Въедливые военпреды приняли у «большевиков» антенный комплекс и улетели в Ленинград. Про отрубленный кабель знали только наши бригады.
Я пробыл в Росте до марта — проголосовал на выборах в Верховный Совет СССР, и меня отозвали телетайпограммой на завод, а через неделю, перелетев страну на турбовинтовом гиганте Ту-114, приземлился в Хабаровске и оттуда добрался до Комсомольска-на-Амуре — там в наладочную бригаду срочно требовался радиомонтажник.
Шапка падала, когда я задирал голову, чтобы оглядеть шестнадцатиконтейнерную атомную лодку, стоящую в цехе на стапеле. Жуткое дело. От киля до верха рубки — метров тридцать. Треть Исаакиевского собора.
И как мелко выглядит черная лодка, похожая на перевернутый баркас, когда ее показывают по телевизору в какой-нибудь гавани…
И жуткое чувство гордости за страну — сколько у нас умных людей, если мы можем рассчитать, построить и отправить на несколько месяцев в автономное плавание эдакого кита. Нет, Америке нас не забодать!
В Комсомольске я заменил тонким, как скальпель, паяльником два диода в приборе наведения ракеты и, купив на сахарно-сверкающем льду Амура сетку черных замерзших миног, а в Военторге — шикарные японские ботинки с тупыми носами, прилетел под Новый год в Ленинград — сдавать зимнюю сессию. Отец любил маринованные миноги и гордился, что младший сын уже ездит по стране и работает на секретном заводе.
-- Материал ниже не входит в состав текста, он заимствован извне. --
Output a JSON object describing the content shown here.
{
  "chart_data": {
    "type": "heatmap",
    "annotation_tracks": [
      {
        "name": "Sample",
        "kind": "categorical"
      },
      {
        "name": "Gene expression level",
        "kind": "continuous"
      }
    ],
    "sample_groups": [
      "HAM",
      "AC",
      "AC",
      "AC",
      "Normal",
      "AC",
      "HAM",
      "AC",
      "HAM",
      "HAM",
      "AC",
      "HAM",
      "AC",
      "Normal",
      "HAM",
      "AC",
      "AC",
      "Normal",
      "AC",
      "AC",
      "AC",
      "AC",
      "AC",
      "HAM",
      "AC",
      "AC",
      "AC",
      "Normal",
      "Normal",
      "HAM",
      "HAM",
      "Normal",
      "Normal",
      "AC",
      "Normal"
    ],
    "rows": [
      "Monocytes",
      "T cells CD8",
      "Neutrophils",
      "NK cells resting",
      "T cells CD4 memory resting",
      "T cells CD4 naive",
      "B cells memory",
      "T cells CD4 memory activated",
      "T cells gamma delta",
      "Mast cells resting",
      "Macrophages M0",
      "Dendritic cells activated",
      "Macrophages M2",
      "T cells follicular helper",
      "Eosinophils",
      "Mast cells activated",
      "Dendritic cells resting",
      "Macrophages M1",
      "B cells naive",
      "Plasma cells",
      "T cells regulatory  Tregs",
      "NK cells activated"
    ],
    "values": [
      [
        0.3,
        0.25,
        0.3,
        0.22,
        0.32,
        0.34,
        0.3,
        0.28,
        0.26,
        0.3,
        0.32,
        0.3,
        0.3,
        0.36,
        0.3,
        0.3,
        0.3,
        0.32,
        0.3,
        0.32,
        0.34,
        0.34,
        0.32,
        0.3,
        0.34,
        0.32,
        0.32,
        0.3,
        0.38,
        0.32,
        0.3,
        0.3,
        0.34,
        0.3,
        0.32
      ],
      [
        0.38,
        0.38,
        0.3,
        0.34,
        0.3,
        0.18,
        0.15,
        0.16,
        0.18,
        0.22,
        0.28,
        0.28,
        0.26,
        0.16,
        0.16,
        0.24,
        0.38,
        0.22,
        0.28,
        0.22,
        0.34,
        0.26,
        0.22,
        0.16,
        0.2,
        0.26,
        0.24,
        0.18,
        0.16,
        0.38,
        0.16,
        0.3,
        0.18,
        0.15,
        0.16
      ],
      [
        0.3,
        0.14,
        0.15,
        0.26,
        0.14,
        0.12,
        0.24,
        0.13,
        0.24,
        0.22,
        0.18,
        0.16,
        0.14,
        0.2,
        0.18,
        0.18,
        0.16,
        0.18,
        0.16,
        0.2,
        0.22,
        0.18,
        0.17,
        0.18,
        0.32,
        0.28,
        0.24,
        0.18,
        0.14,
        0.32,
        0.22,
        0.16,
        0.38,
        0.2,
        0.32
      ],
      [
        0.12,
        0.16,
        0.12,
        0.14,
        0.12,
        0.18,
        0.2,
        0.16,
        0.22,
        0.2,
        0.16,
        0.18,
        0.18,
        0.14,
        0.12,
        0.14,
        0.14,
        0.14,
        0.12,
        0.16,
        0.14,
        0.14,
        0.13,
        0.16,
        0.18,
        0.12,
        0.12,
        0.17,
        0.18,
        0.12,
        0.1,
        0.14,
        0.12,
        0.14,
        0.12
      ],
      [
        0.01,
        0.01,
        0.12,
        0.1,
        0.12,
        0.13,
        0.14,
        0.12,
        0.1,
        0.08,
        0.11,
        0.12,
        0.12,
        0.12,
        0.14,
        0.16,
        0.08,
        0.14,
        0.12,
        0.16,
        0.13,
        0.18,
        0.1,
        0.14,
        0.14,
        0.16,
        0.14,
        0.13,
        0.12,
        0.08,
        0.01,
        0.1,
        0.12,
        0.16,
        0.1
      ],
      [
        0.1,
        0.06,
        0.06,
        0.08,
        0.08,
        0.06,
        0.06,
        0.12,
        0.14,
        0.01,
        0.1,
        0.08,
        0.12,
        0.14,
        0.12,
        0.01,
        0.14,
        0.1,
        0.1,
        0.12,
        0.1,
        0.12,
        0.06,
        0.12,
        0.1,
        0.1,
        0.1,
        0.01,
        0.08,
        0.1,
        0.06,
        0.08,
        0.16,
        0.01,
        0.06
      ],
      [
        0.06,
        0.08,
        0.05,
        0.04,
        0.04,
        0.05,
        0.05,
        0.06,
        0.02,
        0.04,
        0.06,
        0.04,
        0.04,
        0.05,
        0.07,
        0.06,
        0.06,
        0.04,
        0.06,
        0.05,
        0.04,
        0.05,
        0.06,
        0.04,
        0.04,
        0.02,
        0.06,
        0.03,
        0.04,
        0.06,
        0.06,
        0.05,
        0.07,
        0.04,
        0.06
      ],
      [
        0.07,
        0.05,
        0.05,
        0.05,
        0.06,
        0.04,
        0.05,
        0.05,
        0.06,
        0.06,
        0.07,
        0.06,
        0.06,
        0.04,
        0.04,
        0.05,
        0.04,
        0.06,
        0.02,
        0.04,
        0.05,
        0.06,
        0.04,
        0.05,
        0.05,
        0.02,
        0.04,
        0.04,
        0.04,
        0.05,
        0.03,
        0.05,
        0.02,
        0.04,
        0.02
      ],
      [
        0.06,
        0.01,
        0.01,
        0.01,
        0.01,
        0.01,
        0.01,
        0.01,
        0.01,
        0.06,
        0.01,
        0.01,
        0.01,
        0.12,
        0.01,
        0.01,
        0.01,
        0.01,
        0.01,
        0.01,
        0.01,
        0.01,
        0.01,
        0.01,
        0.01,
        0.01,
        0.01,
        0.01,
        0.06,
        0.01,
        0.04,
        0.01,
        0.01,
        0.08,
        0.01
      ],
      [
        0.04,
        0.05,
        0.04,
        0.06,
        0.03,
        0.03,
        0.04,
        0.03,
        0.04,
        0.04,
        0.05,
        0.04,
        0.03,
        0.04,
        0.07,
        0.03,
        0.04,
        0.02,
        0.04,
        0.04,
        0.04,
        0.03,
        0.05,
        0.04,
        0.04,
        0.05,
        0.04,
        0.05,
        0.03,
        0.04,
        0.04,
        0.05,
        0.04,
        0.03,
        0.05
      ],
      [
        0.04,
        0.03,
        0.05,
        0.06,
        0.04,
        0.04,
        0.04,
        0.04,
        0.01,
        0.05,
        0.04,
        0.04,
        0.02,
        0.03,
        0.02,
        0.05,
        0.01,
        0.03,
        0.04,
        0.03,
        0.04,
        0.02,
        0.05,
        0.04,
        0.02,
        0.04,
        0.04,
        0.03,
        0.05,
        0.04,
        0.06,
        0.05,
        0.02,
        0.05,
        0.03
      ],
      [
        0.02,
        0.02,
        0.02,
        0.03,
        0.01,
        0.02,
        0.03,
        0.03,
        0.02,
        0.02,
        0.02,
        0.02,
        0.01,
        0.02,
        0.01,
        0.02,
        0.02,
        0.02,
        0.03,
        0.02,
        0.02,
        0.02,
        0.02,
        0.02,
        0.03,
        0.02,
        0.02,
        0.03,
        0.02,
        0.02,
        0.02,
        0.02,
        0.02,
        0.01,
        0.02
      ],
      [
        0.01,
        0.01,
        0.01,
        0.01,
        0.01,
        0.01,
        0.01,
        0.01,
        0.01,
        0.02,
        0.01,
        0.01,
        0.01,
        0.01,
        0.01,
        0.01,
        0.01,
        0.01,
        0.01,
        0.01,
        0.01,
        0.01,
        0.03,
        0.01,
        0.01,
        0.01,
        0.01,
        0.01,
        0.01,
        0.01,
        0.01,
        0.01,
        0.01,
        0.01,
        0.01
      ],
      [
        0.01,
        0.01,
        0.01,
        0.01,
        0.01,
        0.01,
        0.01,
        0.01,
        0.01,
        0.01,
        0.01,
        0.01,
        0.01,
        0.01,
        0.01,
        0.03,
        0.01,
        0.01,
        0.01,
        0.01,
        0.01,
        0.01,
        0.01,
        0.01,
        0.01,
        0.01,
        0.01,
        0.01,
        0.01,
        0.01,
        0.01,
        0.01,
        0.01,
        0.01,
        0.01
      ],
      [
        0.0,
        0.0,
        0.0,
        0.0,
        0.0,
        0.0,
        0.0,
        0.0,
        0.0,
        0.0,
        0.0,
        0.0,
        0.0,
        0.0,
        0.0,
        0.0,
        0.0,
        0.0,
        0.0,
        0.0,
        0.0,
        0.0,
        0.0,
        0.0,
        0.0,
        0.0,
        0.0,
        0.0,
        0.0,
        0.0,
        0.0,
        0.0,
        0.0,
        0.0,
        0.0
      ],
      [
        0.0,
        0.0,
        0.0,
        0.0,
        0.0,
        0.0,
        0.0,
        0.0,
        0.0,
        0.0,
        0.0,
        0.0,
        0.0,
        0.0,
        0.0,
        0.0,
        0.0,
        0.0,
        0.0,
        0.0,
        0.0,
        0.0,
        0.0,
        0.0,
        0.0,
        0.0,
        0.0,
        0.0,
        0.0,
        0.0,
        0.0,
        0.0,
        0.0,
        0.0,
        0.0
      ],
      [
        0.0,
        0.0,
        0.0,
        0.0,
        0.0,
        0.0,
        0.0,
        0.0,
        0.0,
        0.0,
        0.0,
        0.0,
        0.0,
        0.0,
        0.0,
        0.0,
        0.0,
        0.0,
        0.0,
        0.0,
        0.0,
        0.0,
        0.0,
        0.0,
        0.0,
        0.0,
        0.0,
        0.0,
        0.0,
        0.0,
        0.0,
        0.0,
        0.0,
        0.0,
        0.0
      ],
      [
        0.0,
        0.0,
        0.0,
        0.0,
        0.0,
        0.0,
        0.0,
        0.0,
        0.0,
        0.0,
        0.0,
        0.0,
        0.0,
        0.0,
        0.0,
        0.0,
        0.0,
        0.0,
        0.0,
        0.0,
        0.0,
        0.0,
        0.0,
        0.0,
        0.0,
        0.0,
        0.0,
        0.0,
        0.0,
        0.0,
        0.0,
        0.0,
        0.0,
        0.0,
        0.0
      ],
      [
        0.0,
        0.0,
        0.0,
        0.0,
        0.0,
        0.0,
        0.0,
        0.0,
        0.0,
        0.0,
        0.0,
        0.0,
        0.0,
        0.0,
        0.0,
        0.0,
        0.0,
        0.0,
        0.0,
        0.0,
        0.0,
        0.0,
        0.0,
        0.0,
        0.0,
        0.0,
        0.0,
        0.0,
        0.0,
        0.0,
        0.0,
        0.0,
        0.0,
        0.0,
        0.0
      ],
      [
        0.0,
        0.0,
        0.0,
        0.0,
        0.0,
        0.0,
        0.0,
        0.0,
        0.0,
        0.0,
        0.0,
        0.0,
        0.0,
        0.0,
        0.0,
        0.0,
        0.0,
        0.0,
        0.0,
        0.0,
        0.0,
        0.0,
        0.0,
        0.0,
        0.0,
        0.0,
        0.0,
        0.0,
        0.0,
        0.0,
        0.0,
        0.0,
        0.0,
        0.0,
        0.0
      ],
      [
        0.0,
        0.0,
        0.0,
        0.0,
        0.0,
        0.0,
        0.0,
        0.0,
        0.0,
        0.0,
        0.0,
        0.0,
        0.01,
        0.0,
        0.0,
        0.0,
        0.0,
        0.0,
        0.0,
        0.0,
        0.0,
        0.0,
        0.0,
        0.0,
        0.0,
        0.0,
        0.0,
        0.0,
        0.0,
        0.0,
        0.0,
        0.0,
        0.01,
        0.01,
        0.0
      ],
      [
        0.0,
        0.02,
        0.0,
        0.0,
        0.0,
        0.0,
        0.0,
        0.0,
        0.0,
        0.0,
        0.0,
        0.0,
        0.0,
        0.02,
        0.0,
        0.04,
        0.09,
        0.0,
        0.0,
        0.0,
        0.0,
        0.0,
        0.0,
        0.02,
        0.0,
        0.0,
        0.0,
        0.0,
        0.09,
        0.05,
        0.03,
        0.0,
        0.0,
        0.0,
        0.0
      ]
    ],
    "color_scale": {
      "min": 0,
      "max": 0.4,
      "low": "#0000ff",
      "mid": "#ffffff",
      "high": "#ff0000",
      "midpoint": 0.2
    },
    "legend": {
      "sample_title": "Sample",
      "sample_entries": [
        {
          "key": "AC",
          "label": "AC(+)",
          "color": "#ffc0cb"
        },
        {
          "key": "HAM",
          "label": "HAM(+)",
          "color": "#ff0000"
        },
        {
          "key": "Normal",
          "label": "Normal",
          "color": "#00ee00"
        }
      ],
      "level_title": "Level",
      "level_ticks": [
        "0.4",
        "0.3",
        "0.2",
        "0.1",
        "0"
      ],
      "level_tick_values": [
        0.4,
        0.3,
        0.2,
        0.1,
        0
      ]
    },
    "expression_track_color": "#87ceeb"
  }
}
Вытащив из духовки традиционного гуся с яблоками и капустой, отец стал посыпать его какой-то толченой зеленью, и мы заговорили про аджику, маринованный чеснок и прочие любимые нами приправы.
Я не знал, что отцу оставалось три года жизни, и наши разговоры носили вполне бытовой характер. Казалось, мы еще наговоримся. Только спроси — и отец в подробностях расскажет тебе и про войну, и про Кирова, который поил его в Смольном чаем, а потом подарил два билета в театр, и как их с матушкой сначала не хотели пускать в царскую ложу, а когда узнали, кто дал билеты, расшаркались и бережно пододвинули кресла. И на матушке было бархатное платье с меховой оторочкой, взятое у соседки, а на отце — серый железнодорожный китель с белым целлулоидным подворотничком. Отец тогда привез по заданию Смольного целый эшелон с фруктами для детских домов Ленинграда, и его вызвали доложить о поездке.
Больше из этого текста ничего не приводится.